Spreadsheet bibliography

Title Measuring spreadsheet formula understandability
Authors Felienne Hermans, Martin Pinzger, & Arie van Deursen
Year 2012
Type Proceedings
Publication EuSpRIG
Series  
Abstract

Spreadsheets are widely used in industry, because they are flexible and easy to use. Sometimes they are even used for business-critical applications. It is however difficult for spreadsheet users to correctly assess the quality of spreadsheets, especially with respect to their understandability. Understandability of spreadsheets is important, since spreadsheets often have a long lifespan, during which they are used by several users.

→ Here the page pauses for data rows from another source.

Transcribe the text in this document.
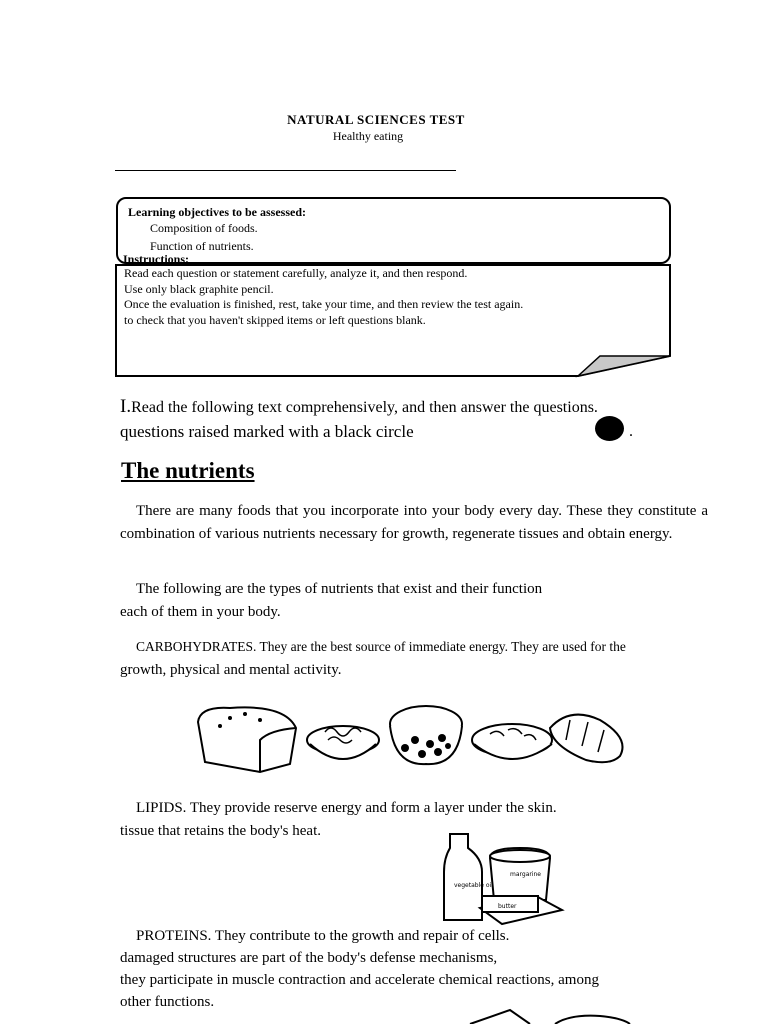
NATURAL SCIENCES TEST
Healthy eating
Learning objectives to be assessed:
Composition of foods.
Function of nutrients.
Instructions:
Read each question or statement carefully, analyze it, and then respond.
Use only black graphite pencil.
Once the evaluation is finished, rest, take your time, and then review the test again.
to check that you haven't skipped items or left questions blank.
I.Read the following text comprehensively, and then answer the questions.
questions raised marked with a black circle	.
The nutrients
There are many foods that you incorporate into your body every day. These they constitute a combination of various nutrients necessary for growth, regenerate tissues and obtain energy.
The following are the types of nutrients that exist and their function
each of them in your body.
CARBOHYDRATES. They are the best source of immediate energy. They are used for the
growth, physical and mental activity.
LIPIDS. They provide reserve energy and form a layer under the skin.
tissue that retains the body's heat.
vegetable oil
margarine
butter
PROTEINS. They contribute to the growth and repair of cells.
damaged structures are part of the body's defense mechanisms,
they participate in muscle contraction and accelerate chemical reactions, among
other functions.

In this paper, we establish a set of spreadsheet understandability metrics. We start by studying related work and interviewing 40 spreadsheet professionals to obtain a set of characteristics that might contribute to understandability problems in spreadsheets. Based on those characteristics we subsequently determine a number of understandability metrics.

To evaluate the usefulness of our metrics, we conducted a series of experiments in which professional spreadsheet users performed a number of small maintenance tasks on a set of spreadsheets from the EUSES spreadsheet corpus. We subsequently calculate the correlation between the metrics and the performance of subjects on these tasks.

The results clearly indicate that the number of ranges, the nesting depth and the presence of conditional operations in formulas significantly increase the difficulty of understanding a spreadsheet.

Full version Available
Sample
Formula understandability metrics

We compiled a set of metrics for assessing the understandability of a formula.

Formula complexity:

  • The number of direct references.
  • The number of ranges in which the references are grouped.
  • The presence of conditional operations in a formula.
  • Nestedness of formulas.
  • Length of calculation chain.

Formula placement:

  • Percentage of reverse references.
  • Percentage of references in the same row.
  • Percentage of references in the same column.
  • Percentage of distant references.